Hot chocolate and homemade cake at Single Track
On the very tip of the Trotternish Peninsula, in the hamlet of Kilmaluag stands Single Track, a cafe overlooking the Little Minch, the body of water which separates Skye from Harris.
Blending into the landscape, it’s easy to miss the triangular wooden structure with grass rooftops. The building of the owners neighbouring house was documented on Channel 4’s Grand Designs.
After a morning shift, I took the 20-minute bus ride north and enjoyed my ideal afternoon: Admiring the local art on the walls. A huge slice of homemade sticky ginger cake. A dark chocolate and muscovado hot chocolate with a hint of sea salt. Kinfolk magazine to thumb through.
As I was the only person in the cafe after an hour or so, I chatted to one of the ladies serving (not the owner) who shared her journey from Essex to Skye.
I love hearing how people have come to live in such wild and remote places, and what a positive change it can have. Ideas for my future?
Seeing the Northern Lights for the first time
I hitchhiked back from the cafe to the hostel with an Austrian/Australian couple, taking a break from studying artificial intelligence in London.
As the skies grew dark and I settled down in my usual spot by the woodfire to read, the hostel manager came through saying she had received a tipoff that the Northern Lights were faintly visible. Grabbing my thermals and camera, a small group of us gathered next to Bruce the bull sculpture in the hostel car park.
Sure enough, as our eyes adjusted, a dim green shimmer appeared on the horizon. My first Northern Lights experience. I set my camera up on a borrowed tripod and experimented.
Admittedly, this was the first time I had tried night photography and whilst they are not perfect, they captured what was a memorable evening.
Homemade Italian Lasagne and a team dinner
After an hour or so, the Northern Lights show faded, and to cap off a remarkable afternoon, my Italian co-worker had cooked lasagne for the whole team and we pushed two tables together and sat down to share a meal.
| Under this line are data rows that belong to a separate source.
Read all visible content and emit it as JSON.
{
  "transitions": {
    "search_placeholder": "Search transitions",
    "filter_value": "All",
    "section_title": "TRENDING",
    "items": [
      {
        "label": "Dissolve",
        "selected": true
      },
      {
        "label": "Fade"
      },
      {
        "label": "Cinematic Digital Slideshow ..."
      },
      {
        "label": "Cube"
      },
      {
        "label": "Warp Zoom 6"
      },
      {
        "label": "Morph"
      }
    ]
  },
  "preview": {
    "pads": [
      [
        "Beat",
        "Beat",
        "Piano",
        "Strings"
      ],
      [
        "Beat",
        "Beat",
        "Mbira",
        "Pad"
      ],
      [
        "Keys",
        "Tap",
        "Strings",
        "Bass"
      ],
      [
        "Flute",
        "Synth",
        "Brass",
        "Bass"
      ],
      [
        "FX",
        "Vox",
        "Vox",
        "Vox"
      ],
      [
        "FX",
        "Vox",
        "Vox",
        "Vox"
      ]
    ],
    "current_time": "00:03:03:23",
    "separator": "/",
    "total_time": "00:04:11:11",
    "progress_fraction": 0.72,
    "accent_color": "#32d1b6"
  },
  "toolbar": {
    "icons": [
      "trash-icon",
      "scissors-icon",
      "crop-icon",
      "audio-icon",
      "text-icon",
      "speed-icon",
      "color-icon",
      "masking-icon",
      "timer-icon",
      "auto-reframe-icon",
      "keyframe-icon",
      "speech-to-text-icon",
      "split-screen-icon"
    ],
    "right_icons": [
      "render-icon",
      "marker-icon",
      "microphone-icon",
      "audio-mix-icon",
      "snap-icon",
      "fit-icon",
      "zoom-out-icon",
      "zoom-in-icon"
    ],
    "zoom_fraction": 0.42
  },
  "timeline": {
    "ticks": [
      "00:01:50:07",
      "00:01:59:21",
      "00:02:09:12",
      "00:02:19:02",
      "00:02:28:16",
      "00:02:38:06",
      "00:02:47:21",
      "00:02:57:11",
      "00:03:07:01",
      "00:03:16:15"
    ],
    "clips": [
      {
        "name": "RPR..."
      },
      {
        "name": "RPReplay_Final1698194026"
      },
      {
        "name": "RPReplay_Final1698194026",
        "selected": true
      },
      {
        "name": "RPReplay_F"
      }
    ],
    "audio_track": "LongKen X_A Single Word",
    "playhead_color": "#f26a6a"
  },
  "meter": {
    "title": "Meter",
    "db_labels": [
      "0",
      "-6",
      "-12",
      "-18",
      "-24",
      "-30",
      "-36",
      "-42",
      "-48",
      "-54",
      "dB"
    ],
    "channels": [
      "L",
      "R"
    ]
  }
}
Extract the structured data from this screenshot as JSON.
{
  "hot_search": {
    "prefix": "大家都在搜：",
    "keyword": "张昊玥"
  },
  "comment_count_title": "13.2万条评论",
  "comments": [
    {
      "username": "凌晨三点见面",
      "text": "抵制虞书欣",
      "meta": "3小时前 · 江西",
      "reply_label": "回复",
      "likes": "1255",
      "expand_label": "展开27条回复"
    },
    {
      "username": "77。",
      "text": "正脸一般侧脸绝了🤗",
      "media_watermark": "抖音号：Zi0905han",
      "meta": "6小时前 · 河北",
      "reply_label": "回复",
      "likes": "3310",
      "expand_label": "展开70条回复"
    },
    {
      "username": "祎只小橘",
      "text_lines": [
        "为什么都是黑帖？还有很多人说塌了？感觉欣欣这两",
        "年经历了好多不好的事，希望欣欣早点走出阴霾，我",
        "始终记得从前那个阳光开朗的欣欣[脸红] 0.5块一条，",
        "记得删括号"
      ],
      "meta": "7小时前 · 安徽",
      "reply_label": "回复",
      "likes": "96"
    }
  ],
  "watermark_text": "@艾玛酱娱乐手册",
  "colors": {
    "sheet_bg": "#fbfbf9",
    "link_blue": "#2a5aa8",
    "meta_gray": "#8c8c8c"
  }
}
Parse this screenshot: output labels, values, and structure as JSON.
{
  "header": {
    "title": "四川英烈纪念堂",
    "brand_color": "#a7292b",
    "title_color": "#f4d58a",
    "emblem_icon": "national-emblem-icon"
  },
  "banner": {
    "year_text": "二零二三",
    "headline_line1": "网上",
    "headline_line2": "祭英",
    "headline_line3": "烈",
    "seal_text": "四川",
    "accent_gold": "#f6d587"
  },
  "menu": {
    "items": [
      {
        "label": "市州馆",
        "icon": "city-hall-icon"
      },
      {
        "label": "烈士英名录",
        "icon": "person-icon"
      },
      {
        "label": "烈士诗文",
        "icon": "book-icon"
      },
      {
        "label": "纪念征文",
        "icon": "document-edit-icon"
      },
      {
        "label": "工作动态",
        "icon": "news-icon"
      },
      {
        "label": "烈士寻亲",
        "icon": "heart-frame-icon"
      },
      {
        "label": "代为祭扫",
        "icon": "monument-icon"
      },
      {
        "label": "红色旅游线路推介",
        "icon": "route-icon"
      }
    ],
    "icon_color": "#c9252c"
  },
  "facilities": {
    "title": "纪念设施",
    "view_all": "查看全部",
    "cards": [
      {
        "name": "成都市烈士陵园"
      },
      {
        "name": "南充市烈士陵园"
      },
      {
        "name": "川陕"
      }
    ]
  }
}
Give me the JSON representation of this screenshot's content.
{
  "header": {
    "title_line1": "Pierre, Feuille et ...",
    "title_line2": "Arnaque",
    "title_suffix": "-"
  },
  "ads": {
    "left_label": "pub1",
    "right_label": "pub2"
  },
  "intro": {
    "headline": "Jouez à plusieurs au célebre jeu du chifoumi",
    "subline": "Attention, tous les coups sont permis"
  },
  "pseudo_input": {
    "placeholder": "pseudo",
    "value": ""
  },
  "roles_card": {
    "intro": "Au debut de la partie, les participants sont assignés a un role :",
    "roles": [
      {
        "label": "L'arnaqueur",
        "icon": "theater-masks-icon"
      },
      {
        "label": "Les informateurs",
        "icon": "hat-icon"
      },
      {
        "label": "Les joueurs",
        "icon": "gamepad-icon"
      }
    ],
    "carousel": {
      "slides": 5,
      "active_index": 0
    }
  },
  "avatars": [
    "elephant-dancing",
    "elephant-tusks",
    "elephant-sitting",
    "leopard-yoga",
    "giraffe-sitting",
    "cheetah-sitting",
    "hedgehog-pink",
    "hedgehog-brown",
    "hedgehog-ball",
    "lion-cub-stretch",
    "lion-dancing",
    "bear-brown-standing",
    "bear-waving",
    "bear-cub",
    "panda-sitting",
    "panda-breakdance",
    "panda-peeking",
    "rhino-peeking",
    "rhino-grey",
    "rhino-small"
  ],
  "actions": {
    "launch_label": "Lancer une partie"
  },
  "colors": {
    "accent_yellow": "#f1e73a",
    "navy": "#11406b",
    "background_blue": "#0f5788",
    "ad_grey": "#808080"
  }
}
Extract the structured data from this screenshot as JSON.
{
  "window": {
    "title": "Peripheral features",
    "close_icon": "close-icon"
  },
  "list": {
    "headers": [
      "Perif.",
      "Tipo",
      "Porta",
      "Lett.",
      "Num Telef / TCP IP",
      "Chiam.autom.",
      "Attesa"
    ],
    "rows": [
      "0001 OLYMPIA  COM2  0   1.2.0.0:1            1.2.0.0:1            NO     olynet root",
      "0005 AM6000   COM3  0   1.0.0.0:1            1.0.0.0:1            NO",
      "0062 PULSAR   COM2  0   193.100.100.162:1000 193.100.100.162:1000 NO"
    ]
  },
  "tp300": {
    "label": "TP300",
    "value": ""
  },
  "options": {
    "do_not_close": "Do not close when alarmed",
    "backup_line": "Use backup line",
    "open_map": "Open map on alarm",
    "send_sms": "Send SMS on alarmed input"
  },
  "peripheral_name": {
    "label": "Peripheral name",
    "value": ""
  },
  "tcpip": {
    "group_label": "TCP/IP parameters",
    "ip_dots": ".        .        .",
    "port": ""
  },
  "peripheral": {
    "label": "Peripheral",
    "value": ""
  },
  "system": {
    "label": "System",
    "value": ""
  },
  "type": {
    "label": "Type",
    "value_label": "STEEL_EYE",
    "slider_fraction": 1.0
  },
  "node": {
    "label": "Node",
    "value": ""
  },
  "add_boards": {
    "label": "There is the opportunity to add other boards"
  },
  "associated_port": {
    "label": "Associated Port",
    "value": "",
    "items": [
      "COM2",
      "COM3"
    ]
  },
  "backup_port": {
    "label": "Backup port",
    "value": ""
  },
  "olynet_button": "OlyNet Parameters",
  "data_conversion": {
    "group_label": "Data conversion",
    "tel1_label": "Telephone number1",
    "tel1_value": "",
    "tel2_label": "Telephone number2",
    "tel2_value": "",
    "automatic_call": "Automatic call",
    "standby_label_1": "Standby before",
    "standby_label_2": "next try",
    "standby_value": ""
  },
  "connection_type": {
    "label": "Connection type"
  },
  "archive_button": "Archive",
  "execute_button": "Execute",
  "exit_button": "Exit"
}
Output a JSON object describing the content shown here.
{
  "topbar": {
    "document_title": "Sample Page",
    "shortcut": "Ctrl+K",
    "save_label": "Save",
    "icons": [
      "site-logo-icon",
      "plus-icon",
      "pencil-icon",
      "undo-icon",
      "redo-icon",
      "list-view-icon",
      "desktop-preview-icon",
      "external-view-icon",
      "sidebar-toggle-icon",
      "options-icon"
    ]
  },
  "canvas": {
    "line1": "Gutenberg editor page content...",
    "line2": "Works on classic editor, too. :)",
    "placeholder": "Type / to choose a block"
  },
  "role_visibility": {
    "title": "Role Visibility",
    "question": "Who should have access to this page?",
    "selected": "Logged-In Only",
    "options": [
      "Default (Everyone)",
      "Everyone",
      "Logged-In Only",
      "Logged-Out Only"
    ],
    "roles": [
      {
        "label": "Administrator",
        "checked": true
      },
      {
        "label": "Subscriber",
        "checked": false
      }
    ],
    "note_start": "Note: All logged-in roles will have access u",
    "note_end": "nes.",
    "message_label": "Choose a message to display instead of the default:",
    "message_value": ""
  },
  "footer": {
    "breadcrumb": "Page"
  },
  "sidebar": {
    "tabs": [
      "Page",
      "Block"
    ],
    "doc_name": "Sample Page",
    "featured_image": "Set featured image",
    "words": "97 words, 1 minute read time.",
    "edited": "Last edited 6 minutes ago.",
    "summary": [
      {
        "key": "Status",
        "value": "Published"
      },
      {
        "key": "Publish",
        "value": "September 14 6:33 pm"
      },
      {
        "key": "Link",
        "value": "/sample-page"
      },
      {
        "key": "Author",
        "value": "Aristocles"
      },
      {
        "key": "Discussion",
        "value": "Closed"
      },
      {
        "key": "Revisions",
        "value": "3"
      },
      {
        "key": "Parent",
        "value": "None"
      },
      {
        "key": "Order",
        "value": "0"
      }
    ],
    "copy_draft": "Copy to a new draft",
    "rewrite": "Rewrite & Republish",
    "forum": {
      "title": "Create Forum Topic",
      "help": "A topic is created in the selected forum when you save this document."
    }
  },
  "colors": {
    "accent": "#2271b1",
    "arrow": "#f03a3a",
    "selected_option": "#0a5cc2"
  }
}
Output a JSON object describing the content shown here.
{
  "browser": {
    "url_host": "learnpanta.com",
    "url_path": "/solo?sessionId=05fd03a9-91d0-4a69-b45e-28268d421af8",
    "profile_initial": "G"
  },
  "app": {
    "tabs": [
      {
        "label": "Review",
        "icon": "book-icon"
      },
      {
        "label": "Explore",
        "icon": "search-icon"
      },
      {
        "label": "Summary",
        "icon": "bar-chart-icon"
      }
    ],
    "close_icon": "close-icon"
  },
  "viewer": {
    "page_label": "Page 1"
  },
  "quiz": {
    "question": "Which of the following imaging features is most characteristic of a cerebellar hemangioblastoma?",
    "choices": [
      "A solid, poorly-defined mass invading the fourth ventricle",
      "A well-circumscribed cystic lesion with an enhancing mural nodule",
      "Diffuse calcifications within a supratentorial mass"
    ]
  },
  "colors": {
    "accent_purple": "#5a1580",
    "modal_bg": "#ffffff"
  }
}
My final hike on Skye: The Quiraing
And so to my final day on Skye.
My ankle was still very sore, but I was still determined to make it to the Quirang, the strange rock formation caused by a landslide thousands of years ago.
Armed with a walking pole, and accompanied by a French workaway guy from the hostel, we walked up the hill behind Uig and eventually managed to hitch a ride with an Australian couple, running an online business in France who took us across the single track road to the start of the walk.
This was the one place all the guests had raved about on Skye and I had purposefully saved it until last. And wow, what a spectacle it was.
We made it out to ‘The Prison’, the clouds all the time rolling in and out and producing stunning November light.
The walk continues on a loop track, but I decided not to push on. As we turned back, the sun briefly shone, creating a magic, eerily like moment.
We were near alone on the path, which again in summer, is often packed. What an end to 6 amazing weeks on Skye.
9 Scottish Cheeses and 3 whiskies: a farewell to Skye
Of course, it wouldn’t be right to say farewell to Skye without a dram or 3 of Talisker Whisky, the only distillery on the island.
On my last evening, half the team and I headed down to the Uig Hotel and indulged in a cheeseboard of 9 Scottish cheeses and had a few cheeky drams until we got kicked out 11 and took the party back to the hostel where I vaguely recollect singing to bad 90’s pop music (red wine was involved, too) until someone suggested I head to bed so I wouldn’t miss my bus in the morning…
With a slightly hazy head the following morning, I bid my farewells to all the team at The Cowshed with a heavy heart, but with a sneaking suspicion, this wouldn’t be my last visit to such a special island.